Open jeertmans opened 1 year ago
Thanks for opening an issue, this is very interesting. Splitting text and markup should be fairly easy to achieve just with the typst-syntax
crate. Like you, I'm not sure whether it makes sense to integrate it directly into the compiler, but it could be cool. Let me take a look at the links you posted and think a bit about this.
Thanks for your quick response! I am quite new to Typst, so I really know what the best implementation solutions are for your tool. However, I really love the idea behind your tool (especially because you use Rust ^^'), and I'd love to help if I can.
Someone modified LTex a bit to be compatible with typst. That way you get spelling and grammar correction directly inside vscode. It still shows a bunch of false positives, but it's very helpful overall. I'd really love to see a proper version of this for typst
I wrote https://github.com/antonWetzel/typst-languagetool, because I am lost without spellcheck. At the moment only a local LanguageTool server is used, because I use it this way. The result can be human readable or consumed by a VSCodium/VSCode problemMatcher.
If there is interest, I can improve the tool for general use.
I don't like the dependency on a third party or a local server (with java), but I could not find a good open source (+Rust) spellchecker.
Nice @antonWetzel! Do you have a small movie / GIF that showcases how it works?
typst-lt check document.typ #check one time
typst-lt watch docuemnt.typ #watch for changes (can be folder)
... --language=en-US #change language
... --rules=typstls.json #use rules file
https://github.com/typst/webapp-issues/assets/59712243/afc93296-28c3-4f10-b6bb-e1084930e22f
https://github.com/typst/webapp-issues/assets/59712243/fa8cf120-0dc4-4296-af36-dfbcbb97fa0d
Very nice, thanks! Does it automatically handle large files?
LT limits the text length for a given check request. Ultimately, you can solve that by splitting the text into chunks.
I tried to add this feature to LTRS, but I recognize this might not be perfect atm.
I split on parbreak after atleast $10'000$ letters. Local server has no limit (I think). Longer files crashed on conversion to http requst, because the full text (annotated json) is encoded in the request url.

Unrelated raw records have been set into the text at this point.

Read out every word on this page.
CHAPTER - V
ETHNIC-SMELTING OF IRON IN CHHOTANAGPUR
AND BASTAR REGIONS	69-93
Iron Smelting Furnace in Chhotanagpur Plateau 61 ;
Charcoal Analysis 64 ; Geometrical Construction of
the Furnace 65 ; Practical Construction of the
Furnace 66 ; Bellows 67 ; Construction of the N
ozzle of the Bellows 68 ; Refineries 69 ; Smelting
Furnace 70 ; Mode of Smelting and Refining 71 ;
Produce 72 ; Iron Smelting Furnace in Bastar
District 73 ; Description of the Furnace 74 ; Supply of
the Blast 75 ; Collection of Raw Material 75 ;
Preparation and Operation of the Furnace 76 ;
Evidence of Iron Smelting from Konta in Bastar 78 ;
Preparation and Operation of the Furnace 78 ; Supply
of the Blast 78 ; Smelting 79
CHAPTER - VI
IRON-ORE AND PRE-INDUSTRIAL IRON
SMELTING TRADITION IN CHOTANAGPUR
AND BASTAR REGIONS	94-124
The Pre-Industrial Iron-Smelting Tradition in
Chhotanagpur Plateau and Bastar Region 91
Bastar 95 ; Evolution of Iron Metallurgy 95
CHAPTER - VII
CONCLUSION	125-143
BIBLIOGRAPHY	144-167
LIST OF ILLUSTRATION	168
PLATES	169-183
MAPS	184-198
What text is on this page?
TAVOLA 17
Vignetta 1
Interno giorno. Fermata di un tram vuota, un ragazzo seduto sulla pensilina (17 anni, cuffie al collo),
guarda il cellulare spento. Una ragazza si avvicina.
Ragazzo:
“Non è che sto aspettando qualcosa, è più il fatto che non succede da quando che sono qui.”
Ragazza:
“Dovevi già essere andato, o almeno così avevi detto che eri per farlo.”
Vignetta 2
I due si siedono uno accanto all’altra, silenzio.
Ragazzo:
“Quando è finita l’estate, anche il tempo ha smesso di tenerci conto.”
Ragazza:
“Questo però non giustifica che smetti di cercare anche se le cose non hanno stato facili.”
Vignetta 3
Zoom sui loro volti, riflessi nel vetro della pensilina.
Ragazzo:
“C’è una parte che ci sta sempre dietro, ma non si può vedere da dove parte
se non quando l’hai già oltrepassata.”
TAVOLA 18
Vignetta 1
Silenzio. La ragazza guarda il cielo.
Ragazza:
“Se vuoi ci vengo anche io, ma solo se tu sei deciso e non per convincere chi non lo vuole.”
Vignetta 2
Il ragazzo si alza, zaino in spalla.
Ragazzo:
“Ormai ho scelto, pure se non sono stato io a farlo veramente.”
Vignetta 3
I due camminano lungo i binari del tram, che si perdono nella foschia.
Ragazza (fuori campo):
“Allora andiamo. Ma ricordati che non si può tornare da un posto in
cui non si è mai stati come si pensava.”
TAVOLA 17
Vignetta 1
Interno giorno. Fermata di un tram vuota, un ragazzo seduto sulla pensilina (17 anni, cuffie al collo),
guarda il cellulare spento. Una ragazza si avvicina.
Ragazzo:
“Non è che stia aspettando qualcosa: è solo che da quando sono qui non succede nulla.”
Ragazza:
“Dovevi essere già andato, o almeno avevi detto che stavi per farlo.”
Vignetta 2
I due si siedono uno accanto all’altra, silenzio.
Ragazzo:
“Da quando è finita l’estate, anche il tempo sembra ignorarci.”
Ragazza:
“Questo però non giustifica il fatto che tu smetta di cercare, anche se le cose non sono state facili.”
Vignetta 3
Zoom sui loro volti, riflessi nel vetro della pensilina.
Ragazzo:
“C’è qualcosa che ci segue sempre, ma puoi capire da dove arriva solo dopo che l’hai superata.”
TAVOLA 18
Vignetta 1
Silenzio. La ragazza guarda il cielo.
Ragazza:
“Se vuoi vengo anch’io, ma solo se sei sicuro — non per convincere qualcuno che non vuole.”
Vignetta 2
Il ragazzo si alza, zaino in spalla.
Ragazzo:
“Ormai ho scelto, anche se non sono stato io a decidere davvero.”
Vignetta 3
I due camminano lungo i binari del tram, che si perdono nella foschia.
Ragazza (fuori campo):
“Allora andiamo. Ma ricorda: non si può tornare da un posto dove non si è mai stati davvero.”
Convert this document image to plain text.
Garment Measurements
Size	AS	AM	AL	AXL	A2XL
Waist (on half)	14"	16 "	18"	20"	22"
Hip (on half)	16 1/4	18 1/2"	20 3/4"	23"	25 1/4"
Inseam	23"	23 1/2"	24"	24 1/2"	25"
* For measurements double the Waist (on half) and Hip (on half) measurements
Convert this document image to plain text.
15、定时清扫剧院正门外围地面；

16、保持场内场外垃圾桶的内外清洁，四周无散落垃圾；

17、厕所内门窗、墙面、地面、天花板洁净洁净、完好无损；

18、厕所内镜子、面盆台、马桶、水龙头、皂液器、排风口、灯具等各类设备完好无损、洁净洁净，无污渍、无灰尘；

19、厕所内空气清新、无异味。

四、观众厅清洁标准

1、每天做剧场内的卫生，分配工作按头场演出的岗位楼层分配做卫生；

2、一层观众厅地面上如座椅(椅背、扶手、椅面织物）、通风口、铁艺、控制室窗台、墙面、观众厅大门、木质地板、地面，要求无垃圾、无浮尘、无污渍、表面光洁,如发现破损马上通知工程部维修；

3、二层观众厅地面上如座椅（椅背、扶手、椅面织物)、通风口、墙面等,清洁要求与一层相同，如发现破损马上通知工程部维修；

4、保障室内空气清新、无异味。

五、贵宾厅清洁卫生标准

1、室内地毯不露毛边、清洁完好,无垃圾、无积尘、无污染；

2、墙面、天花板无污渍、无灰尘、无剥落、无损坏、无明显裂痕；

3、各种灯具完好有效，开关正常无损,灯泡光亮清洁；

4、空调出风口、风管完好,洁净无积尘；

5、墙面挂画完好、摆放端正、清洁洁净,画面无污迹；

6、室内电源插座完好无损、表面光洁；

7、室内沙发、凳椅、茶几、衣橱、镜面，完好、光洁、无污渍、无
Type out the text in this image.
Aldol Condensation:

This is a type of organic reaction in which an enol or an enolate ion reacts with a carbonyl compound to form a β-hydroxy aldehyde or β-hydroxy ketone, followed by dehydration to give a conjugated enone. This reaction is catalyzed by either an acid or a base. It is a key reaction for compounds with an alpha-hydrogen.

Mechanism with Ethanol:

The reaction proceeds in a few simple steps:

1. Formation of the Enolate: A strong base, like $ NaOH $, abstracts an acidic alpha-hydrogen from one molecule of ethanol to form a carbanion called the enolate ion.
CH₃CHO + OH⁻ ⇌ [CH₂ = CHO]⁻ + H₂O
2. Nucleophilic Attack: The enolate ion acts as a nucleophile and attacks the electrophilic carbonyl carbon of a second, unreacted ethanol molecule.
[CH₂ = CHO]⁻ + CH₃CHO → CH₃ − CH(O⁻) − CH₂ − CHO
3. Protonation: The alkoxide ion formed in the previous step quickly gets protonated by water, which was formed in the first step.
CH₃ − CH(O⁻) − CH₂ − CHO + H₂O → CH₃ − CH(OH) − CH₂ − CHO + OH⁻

Yes indeed, but the free online service is limited to 1500 characters (or words), if I remember correctly. 10000 letter seems quite a lot to be honest, and splitting into multiple processes / threads might help improve performances.
Description
Hello, this is quite in line with typst/webapp-issues#7, but I would like to take it a step further to suggest integrating LanguageTool (LT) using LanguageTool-Rust. I am myself the author of this crate, and I wanted for a long time to integrate LT to LaTeX, or an equivalent tool.
Context
One very annoying thing with LaTeX is its complexity when trying to write external-tools (like linters, grammar checkers, formatters, and so on), mainly because it is hard to extract text content from a given TeX file. With Typst, because it is written in a more modern way, I guess that external tool integration should be easier, especially for tools written in Rust too.
How
LanguageTool has a very nice feature which is checking markup text (from http-api):
In LanguageTool-Rust, the implementation looks as follows:
https://github.com/jeertmans/languagetool-rust/blob/04eea4cdb9c7cde70e553b262cc51dd558fc6aa6/src/lib/check.rs#L124-L138
The idea would then to provide some function, e.g.,
extract_markup
, that would read a Typst file and return an appropriate data structure that escapes all non-text characters using themarkup
field.Note about LanguageTool-Rust
Even if the LanguageTool-Rust crate is quite in a good state, tested against a variety of cases, it may not be perfect, and I am open to make modifications if that can help to integrate LT to Typst.
Integration with CLI
If possible, it would be nice to provide CLI commands, like
typst check grammar
that returns an annotated text with grammar errors found by LT.Summary
I think that spell checking tools are getting so good that it's very interesting to provide easy integration for them. LT is an open source, widely used, so I think it is a good candidate.
The implementation I proposed above are just ideas, and I am open to criticism or other suggestions :-)
Use Case
Actually, this feature would not be limited to the Web App, but I don't know if this should be integrated directly into the compiler.
The basic use case is that human make mistakes, and why not use tools to help reduce them? LT also provides some rewrite suggestions, which is nice.